International business machines corporation (20240104830). AUGMENTING DATA USED TO TRAIN COMPUTER VISION MODEL WITH IMAGES OF DIFFERENT PERSPECTIVES simplified abstract

From WikiPatents
Jump to navigation Jump to search

AUGMENTING DATA USED TO TRAIN COMPUTER VISION MODEL WITH IMAGES OF DIFFERENT PERSPECTIVES

Organization Name

international business machines corporation

Inventor(s)

Kun Yan Yin of Ningbo (CN)

Xue Ping Liu of Beijing (CN)

Yun Jing Zhao of Beijing (CN)

Fei Wang of Dalian (CN)

Yu Tao Wu of Changshu (CN)

Yue Liu of Ningbo (CN)

AUGMENTING DATA USED TO TRAIN COMPUTER VISION MODEL WITH IMAGES OF DIFFERENT PERSPECTIVES - A simplified explanation of the abstract

This abstract first appeared for US patent application 20240104830 titled 'AUGMENTING DATA USED TO TRAIN COMPUTER VISION MODEL WITH IMAGES OF DIFFERENT PERSPECTIVES

Simplified Explanation

The abstract describes a method, system, and computer program product for improving the accuracy of a vision model by generating a three-dimensional model of an object using images from a dataset, obtaining images of the object from different perspectives, and augmenting the dataset used to train the vision model with these new images.

  • Three-dimensional model generation: Images of an object from a dataset are used to create a three-dimensional model of the object.
  • Obtaining images from different perspectives: Images of the object from a second set of perspectives are obtained, which may include perspectives not present in the original dataset.
  • Dataset augmentation: The dataset used to train the vision model is augmented with the new images of the object from different perspectives.

Potential Applications

This technology could be applied in various fields such as computer vision, object recognition, and augmented reality.

Problems Solved

This technology addresses the issue of limited perspectives in training datasets, which can lead to reduced accuracy in vision models.

Benefits

The benefits of this technology include improved accuracy of vision models, better object recognition, and enhanced performance in applications such as autonomous vehicles and robotics.

Potential Commercial Applications

Potential commercial applications of this technology include image recognition software, surveillance systems, and medical imaging technology.

Possible Prior Art

One possible prior art could be the use of data augmentation techniques in machine learning to improve model performance.

Unanswered Questions

1. How does the system handle variations in lighting conditions when obtaining images from different perspectives? 2. What is the computational cost associated with generating three-dimensional models of objects from images in the dataset?

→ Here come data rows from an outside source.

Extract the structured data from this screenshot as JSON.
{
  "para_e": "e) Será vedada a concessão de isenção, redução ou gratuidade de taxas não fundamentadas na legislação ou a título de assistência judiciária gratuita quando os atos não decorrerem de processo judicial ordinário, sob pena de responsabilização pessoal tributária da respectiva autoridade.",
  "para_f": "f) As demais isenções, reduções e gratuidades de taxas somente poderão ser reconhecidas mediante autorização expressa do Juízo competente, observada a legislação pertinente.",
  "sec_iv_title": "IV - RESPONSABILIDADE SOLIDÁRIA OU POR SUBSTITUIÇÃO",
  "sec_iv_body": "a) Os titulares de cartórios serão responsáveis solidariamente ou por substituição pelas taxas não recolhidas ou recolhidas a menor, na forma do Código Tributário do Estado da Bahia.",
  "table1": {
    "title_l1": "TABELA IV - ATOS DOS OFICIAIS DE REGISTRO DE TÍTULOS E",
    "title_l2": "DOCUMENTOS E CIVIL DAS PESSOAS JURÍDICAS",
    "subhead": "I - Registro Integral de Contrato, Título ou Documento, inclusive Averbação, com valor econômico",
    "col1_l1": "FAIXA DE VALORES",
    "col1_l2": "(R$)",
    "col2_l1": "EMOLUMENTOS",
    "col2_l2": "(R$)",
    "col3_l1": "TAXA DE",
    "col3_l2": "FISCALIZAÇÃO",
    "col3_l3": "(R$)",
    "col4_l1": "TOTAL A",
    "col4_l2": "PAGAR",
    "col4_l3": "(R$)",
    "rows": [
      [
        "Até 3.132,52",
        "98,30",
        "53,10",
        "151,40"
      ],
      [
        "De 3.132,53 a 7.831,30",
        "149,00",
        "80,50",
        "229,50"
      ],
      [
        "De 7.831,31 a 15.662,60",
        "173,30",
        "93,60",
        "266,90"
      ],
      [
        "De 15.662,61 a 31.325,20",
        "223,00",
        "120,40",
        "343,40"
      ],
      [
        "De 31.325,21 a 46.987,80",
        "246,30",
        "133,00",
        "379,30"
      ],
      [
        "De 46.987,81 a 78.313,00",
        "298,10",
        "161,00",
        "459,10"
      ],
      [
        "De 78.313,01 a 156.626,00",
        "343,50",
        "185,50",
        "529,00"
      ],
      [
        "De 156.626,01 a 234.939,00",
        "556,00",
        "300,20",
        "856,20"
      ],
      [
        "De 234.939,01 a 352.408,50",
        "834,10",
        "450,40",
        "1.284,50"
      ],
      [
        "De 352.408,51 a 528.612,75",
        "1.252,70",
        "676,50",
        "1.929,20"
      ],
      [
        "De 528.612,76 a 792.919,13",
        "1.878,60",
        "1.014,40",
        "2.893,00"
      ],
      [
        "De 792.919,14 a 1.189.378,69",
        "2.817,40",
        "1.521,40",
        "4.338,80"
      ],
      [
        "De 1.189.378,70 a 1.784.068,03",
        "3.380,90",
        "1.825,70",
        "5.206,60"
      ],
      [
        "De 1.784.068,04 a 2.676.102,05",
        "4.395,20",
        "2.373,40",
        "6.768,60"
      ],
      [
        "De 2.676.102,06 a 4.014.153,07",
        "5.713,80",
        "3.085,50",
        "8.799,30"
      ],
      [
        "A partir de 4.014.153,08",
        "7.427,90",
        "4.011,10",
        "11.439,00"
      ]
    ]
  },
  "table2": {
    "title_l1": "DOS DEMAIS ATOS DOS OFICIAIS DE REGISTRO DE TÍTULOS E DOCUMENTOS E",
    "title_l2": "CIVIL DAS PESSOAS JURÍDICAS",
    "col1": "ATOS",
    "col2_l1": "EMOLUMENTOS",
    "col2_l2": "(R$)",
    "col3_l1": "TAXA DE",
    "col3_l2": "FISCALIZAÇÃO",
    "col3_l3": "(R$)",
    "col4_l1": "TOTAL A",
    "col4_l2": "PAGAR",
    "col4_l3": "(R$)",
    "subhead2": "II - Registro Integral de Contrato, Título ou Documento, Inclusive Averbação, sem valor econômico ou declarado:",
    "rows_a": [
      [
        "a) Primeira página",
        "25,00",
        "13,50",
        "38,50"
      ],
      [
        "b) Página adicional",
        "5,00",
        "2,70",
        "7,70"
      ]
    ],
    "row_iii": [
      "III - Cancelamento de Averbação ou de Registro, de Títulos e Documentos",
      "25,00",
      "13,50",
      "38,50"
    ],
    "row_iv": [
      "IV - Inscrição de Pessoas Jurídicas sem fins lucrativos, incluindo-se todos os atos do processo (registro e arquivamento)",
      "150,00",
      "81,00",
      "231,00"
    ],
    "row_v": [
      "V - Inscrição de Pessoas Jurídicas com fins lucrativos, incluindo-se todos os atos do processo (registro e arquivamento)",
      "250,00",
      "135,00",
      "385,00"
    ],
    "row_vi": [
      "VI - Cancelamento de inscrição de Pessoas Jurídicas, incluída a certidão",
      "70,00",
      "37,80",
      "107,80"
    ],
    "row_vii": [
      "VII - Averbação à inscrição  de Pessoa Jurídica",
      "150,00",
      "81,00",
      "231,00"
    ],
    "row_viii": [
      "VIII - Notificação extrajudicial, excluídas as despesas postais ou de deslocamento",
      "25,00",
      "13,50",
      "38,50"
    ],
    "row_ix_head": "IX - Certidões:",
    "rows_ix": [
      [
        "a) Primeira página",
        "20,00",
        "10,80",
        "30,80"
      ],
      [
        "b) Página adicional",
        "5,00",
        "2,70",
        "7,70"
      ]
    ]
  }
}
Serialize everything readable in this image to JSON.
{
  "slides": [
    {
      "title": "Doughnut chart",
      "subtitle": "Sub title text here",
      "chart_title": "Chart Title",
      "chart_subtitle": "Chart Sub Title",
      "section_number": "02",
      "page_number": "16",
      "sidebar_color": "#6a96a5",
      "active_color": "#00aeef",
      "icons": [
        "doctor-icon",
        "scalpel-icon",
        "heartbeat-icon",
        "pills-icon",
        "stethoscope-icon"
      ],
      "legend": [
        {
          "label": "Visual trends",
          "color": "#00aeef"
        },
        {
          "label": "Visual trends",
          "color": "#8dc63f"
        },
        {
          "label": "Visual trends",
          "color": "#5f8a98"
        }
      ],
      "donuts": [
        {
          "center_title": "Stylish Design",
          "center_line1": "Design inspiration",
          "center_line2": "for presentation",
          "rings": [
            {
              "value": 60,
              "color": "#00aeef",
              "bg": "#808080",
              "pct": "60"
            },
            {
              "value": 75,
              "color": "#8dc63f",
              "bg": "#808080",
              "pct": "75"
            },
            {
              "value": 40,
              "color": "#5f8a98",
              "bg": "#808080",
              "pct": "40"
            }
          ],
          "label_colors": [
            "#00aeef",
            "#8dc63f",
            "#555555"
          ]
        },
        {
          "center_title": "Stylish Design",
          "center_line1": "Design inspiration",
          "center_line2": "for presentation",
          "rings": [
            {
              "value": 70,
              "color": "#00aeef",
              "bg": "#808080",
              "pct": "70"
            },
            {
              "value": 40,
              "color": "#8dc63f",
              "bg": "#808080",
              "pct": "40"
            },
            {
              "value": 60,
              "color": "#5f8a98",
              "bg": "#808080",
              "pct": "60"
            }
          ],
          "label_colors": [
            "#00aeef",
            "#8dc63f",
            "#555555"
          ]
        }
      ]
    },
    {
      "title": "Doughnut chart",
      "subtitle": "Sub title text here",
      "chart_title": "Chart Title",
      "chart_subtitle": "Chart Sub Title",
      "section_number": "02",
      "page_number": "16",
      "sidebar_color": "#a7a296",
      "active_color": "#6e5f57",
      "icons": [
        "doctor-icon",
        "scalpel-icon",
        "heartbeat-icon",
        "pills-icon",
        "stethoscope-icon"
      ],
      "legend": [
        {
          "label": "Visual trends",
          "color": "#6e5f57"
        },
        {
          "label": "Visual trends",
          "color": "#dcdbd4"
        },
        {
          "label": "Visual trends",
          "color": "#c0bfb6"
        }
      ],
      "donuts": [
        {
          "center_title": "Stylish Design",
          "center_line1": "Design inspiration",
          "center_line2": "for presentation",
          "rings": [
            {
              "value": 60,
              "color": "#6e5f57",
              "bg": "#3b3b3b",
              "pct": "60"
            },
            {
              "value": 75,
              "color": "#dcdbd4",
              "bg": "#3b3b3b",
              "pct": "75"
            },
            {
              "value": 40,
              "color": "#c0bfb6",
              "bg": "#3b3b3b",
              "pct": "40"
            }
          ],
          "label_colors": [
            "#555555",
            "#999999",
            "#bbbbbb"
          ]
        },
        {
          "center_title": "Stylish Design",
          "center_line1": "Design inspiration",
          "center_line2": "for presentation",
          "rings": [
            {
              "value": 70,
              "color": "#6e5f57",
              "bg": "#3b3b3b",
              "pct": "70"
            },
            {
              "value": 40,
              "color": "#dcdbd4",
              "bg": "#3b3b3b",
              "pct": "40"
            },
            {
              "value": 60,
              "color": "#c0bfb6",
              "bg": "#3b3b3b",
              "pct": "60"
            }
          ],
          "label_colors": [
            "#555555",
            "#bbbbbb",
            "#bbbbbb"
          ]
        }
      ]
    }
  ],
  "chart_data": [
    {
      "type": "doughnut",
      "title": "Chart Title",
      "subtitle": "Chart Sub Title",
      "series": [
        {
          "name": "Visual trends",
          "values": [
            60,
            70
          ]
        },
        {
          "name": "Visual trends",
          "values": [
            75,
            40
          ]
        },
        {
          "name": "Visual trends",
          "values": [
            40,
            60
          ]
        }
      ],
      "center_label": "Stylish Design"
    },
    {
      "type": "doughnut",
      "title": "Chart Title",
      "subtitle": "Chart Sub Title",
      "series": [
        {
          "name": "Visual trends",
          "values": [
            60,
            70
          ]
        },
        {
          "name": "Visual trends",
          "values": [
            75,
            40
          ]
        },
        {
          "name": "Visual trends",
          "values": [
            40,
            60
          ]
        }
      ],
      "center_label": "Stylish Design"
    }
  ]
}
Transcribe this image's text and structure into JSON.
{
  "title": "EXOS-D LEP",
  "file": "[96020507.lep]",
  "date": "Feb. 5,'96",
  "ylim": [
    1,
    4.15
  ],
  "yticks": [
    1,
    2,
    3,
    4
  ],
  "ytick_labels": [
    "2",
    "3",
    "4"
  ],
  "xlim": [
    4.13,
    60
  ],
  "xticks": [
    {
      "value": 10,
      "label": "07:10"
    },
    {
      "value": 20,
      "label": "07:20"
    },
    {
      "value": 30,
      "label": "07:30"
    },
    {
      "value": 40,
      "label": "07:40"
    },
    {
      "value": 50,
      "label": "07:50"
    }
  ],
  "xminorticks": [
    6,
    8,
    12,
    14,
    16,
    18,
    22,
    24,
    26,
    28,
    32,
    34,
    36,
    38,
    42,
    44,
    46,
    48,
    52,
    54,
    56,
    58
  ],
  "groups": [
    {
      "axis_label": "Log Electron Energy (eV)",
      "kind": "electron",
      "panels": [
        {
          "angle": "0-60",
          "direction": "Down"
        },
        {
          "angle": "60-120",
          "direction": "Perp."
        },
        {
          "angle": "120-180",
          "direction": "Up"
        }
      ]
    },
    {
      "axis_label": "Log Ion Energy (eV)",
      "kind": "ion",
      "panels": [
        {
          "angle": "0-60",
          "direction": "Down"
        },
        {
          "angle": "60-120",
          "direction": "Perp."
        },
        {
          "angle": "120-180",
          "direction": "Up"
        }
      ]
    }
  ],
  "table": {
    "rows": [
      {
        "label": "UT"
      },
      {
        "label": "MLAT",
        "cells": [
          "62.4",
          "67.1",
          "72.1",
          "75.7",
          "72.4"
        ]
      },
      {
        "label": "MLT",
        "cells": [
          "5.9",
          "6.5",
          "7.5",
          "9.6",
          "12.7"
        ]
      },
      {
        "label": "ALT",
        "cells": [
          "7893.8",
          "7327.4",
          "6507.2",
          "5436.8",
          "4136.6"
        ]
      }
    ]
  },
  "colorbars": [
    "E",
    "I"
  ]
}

Original Abstract Submitted

a computer-implemented method, system and computer program product for improving accuracy of a vision model. images of an object with a first set of perspectives are received from a dataset used to train the vision model. a three-dimensional model of the object is then generated using the images of the object from the dataset. using the three-dimensional model of the object, images of the object with a second set of perspectives are obtained. for example, the second set of perspectives may include different perspectives than the perspectives of the object from the images contained in the dataset. the dataset used to train the vision model may then be augmented with such images of the object with a second set of perspectives. in this manner, the dataset used to train the vision model includes a greater number of perspectives of the object thereby improving the accuracy of the vision model.